Santa Lopes e António Vitorino, na sua semanal charla dialogal em TV falam de confusão legislativa ao tempo sobre o regime contributivo da Segurança Social, sobretudo ao nível dos trabalhadores independentes. Mais: Santana até quis insinuar que os deputados como ele próprio e Vitorino também seriam responsáveis por isso como deputados que eram ao tempo.
Na verdade, esta dupla de políticos tinha efetivamente cargo de deputado na Assembleia da República (Santana, do lado do PSD, e Vitorino do lado do PS) quando da discussão, aprovação e publicação da Lei de Bases da Segurança Social – Lei n.º 4/2007, de 16 de janeiro, que revoga a Lei n.º 32/2002, de 20 de dezembro, que, por seu turno, revoga a Lei n.º 17/2000, de 8 de agosto, a qual também revoga a Lei n.º 28/84, de 14 de agosto.

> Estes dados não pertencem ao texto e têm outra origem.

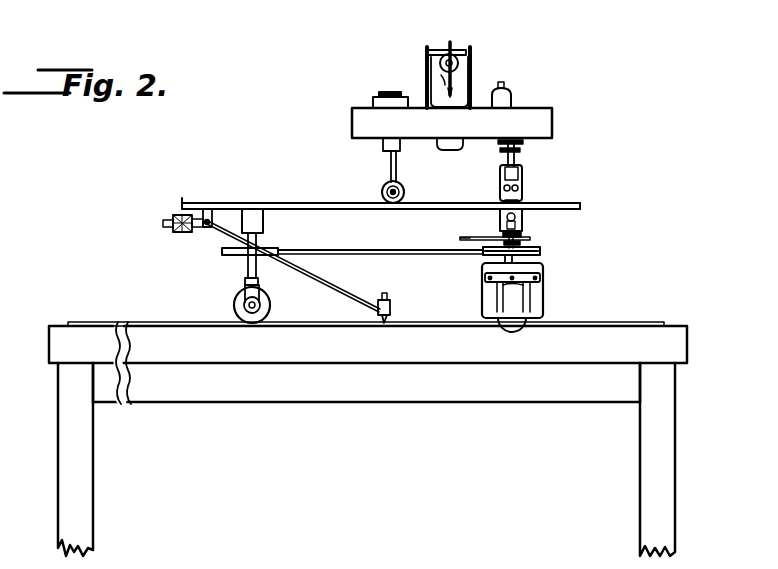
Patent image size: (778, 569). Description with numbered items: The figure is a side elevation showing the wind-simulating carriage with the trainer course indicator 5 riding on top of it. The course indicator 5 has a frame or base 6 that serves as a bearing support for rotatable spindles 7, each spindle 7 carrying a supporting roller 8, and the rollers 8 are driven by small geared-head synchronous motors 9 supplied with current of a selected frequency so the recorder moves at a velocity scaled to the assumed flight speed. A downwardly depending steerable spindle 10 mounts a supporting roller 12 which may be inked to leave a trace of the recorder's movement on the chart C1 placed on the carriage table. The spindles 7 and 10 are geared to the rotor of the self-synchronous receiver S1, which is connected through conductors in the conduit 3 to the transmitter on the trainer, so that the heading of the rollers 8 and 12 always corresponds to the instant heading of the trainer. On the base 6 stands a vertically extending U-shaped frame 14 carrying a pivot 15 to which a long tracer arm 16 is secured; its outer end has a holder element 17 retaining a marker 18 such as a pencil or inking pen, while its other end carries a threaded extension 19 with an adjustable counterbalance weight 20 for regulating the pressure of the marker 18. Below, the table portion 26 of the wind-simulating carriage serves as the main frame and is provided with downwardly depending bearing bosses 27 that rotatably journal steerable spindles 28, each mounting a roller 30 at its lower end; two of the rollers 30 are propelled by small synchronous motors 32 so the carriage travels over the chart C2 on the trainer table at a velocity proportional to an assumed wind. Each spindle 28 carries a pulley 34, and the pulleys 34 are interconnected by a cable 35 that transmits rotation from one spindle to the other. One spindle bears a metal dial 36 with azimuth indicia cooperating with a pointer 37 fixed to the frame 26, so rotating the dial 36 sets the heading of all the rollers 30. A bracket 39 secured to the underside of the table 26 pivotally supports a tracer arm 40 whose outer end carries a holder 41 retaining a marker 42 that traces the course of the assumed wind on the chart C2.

E é à luz do estabelecido nas leis e regulamentos vigentes ao tempo que devem ser apreciados os atos e as omissões de Passos.
Porém, o cidadão e político Pedro Passos Coelho não foi deputado ao tempo da discussão, aprovação e publicação destas leis. Por isso, a Sábado não deveria ter ido por essa via até por que há outros argumentos mais pertinentes e a responsabilidade legislativa das quase duas centena e meia dos deputados fica diluída no considerável coletivo. Por outro lado, Pedro Santana Lopes e António Vitorino, falando em matéria de segurança social, eram deputados somente aquando da discussão, aprovação e publicação da Lei n.º 4/2007, de 16 de janeiro, mas não no tempo das outras leis referidas. Por isso, a insinuação de responsabilidade de Santa a si próprio e a Vitorino é excessivamente generosa e meio mentirosa. Bem sei que o conhecimento de causa da maior parte dos deputados na aprovação das leis é bastante periclitante, embora esteja assegurado constitucionalmente que “cada grupo parlamentar tem direito a dispor de locais de trabalho na sede da Assembleia, bem como de pessoal técnico e administrativo da sua confiança, nos termos que a lei determinar” (vd art.º 180.º/3.). Mas a prática é o que é.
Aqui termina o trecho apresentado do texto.